Until the provincial shutdown forced the race series to delay their starts, Spira had planned on their usual schedule. They were to compete at 52 race meetings including 18 meetings with two of their drivers in attendance and another three with three of their cars there.
“We were running kind of the status quo until this COVID fiasco knocked our whole thing all to pieces,” Spira said.
They were also well into the process of getting the cars ready for the season when the shutdown was announced. That led to Spira having a pretty good chuckle the next time he went in the locked shop that’s a short walk from his home and saw all the tools lying around.
“Everything was exactly where we dropped them,” he said. “It was like we were on Route 66 somewhere in Arizona and everybody just walked away. Stuff was still sitting on the carts, things were half done. It was like a ghost town.”
Now the team’s back working on their cars, but there are new rules. Only one crew is allowed in the shop at a time so each gets a dedicated night.
“We could probably open it up a little bit more, but we've got a protocol for everybody and we make sure that everybody follows it,” Spira said. “We've got hand sanitizer. We've got masks. We've got gloves. We all work out of the same massive tool box and we all use the same drills, grinders, tools and equipment and everything. We just thought if we had more than one crew, we'd be falling on top of each other and using different tools.”
So each team has to follow the same rules each time they’re in the shop.
“They take all the tools out they need to work on the car. They get everything they need and they keep everything on a tray, a cart,” Spira said. “At the end of the day, they take the Lysol wipes and they sanitize everything that they had and they put them all back in the toolbox, they put them back in the drawer. They wipe down the grinders. They wipe down all the stuff and then they leave and shut the lights off behind them.”

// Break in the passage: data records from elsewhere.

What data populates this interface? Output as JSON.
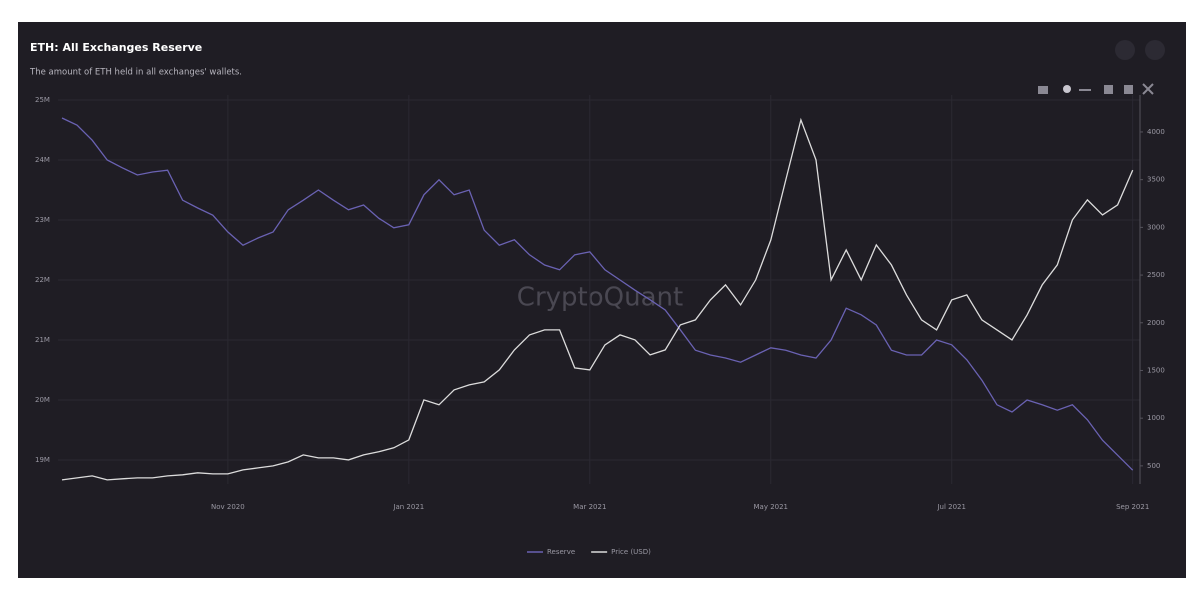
{
  "chart_data": {
    "type": "line",
    "title": "ETH: All Exchanges Reserve",
    "subtitle": "The amount of ETH held in all exchanges' wallets.",
    "watermark": "CryptoQuant",
    "categories": [
      null,
      null,
      null,
      null,
      null,
      null,
      null,
      null,
      null,
      null,
      null,
      "Nov 2020",
      null,
      null,
      null,
      null,
      null,
      null,
      null,
      null,
      null,
      null,
      null,
      "Jan 2021",
      null,
      null,
      null,
      null,
      null,
      null,
      null,
      null,
      null,
      null,
      null,
      "Mar 2021",
      null,
      null,
      null,
      null,
      null,
      null,
      null,
      null,
      null,
      null,
      null,
      "May 2021",
      null,
      null,
      null,
      null,
      null,
      null,
      null,
      null,
      null,
      null,
      null,
      "Jul 2021",
      null,
      null,
      null,
      null,
      null,
      null,
      null,
      null,
      null,
      null,
      null,
      "Sep 2021"
    ],
    "series": [
      {
        "name": "Reserve",
        "color": "#6a62b3",
        "axis": "y",
        "values": [
          24700000,
          24580000,
          24330000,
          24000000,
          23870000,
          23750000,
          23800000,
          23830000,
          23330000,
          23200000,
          23080000,
          22800000,
          22580000,
          22700000,
          22800000,
          23170000,
          23330000,
          23500000,
          23330000,
          23170000,
          23250000,
          23030000,
          22870000,
          22920000,
          23420000,
          23670000,
          23420000,
          23500000,
          22830000,
          22580000,
          22670000,
          22420000,
          22250000,
          22170000,
          22420000,
          22470000,
          22170000,
          22000000,
          21830000,
          21670000,
          21500000,
          21170000,
          20830000,
          20750000,
          20700000,
          20630000,
          20750000,
          20870000,
          20830000,
          20750000,
          20700000,
          21000000,
          21530000,
          21420000,
          21250000,
          20830000,
          20750000,
          20750000,
          21000000,
          20920000,
          20670000,
          20330000,
          19920000,
          19800000,
          20000000,
          19920000,
          19830000,
          19920000,
          19670000,
          19330000,
          19080000,
          18830000
        ]
      },
      {
        "name": "Price (USD)",
        "color": "#dcdcdc",
        "axis": "y2",
        "values": [
          353,
          374,
          395,
          353,
          364,
          374,
          374,
          395,
          406,
          427,
          416,
          416,
          458,
          479,
          500,
          542,
          615,
          584,
          584,
          563,
          615,
          647,
          689,
          772,
          1192,
          1140,
          1296,
          1349,
          1380,
          1506,
          1716,
          1873,
          1925,
          1925,
          1527,
          1506,
          1768,
          1873,
          1820,
          1663,
          1716,
          1978,
          2030,
          2240,
          2397,
          2187,
          2449,
          2868,
          3497,
          4126,
          3707,
          2449,
          2764,
          2449,
          2816,
          2607,
          2292,
          2030,
          1925,
          2240,
          2292,
          2030,
          1925,
          1820,
          2082,
          2397,
          2607,
          3078,
          3288,
          3131,
          3235,
          3600
        ]
      }
    ],
    "ylim": [
      18600000,
      25000000
    ],
    "yticks": [
      {
        "value": 19000000,
        "label": "19M"
      },
      {
        "value": 20000000,
        "label": "20M"
      },
      {
        "value": 21000000,
        "label": "21M"
      },
      {
        "value": 22000000,
        "label": "22M"
      },
      {
        "value": 23000000,
        "label": "23M"
      },
      {
        "value": 24000000,
        "label": "24M"
      },
      {
        "value": 25000000,
        "label": "25M"
      }
    ],
    "y2lim": [
      310,
      4335
    ],
    "y2ticks": [
      500,
      1000,
      1500,
      2000,
      2500,
      3000,
      3500,
      4000
    ],
    "grid": true,
    "legend": "bottom"
  }
}
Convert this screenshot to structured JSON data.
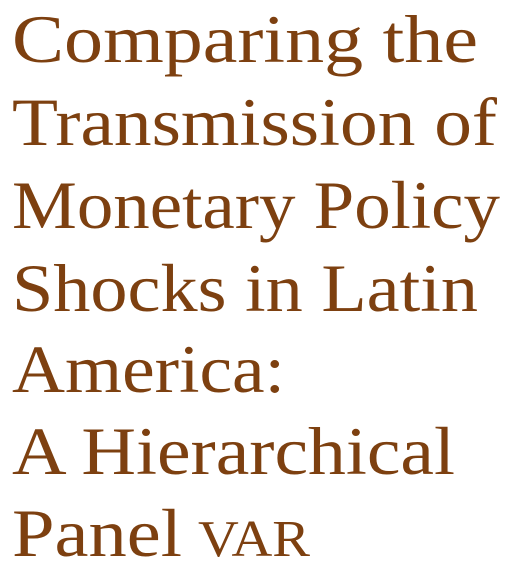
{
  "title": {
    "lines": [
      "Comparing the",
      "Transmission of",
      "Monetary Policy",
      "Shocks in Latin",
      "America:",
      "A Hierarchical"
    ],
    "last_line": [
      "Panel",
      "VAR"
    ]
  }
}
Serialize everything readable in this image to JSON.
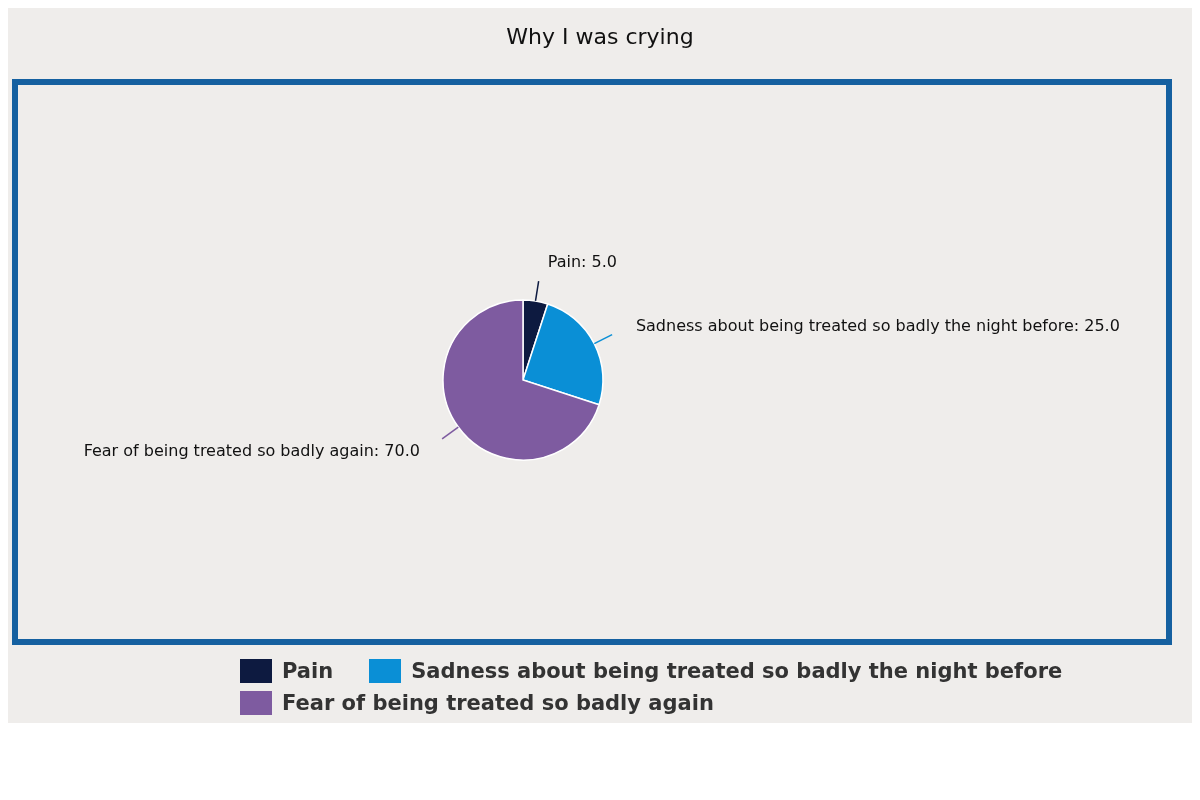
{
  "chart_data": {
    "type": "pie",
    "title": "Why I was crying",
    "categories": [
      "Pain",
      "Sadness about being treated so badly the night before",
      "Fear of being treated so badly again"
    ],
    "values": [
      5,
      25,
      70
    ],
    "value_labels": [
      "Pain: 5.0",
      "Sadness about being treated so badly the night before: 25.0",
      "Fear of being treated so badly again: 70.0"
    ],
    "colors": [
      "#0d1a40",
      "#0a8fd6",
      "#7e5ba0"
    ],
    "legend": "bottom"
  }
}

The time away from competition comes a year after Schwartzenburg finished 10th in the APC standings last year.
“We were first in points after the first five races,” Spira said. “We started off really good last year and then the wheels fell off that bus.”
Those wheels left the bus about the same time they suffered a blown engine in a race at Jukasa Motor Speedway.
“Our mission has been trying to get into the top five -- it was last year and it was again this year,” Spira said. “We really thought we were in a position to have a top five car. We have a top five driver and we thought our program, we were really bringing it together with the APC rules and the late model and what it took by the whole crew to keep the car together and maintained properly and set up properly. We were really getting a handle on all of that stuff with our notes and maintenance and everything else we have to do from track to track.”
Now, of course, they have an entire year to get ready for the 2021 campaign and they’re looking forward to getting the whole gang back together again. And they’re also looking forward to getting together with all their competitors again in what theyl consider a safe situation.
“It's a ton disappointing, like everything,” Spira said. “This whole thing is just a bizarre situation because we're so used to being with everybody all the time. These are our friends. We're all on the same crew and we consider everybody that's involved with the racing family. That's what got me into it in the first place because I saw how, even though you're competitors, if you needed anything personally or with your race car or with your trailer, your truck, whatever the scenario was, all of those people you could count on 110 per cent."It didn't matter if they were your worst enemy at the race track, they were the first one to have your back if something ever happened. We developed that mentality as well which has always been kind of my forte to help people out -- or I certainly try to.
“That was a very big attraction of the whole sport and not to have that because of this whole COVID thing, yeah, it drives you nuts.”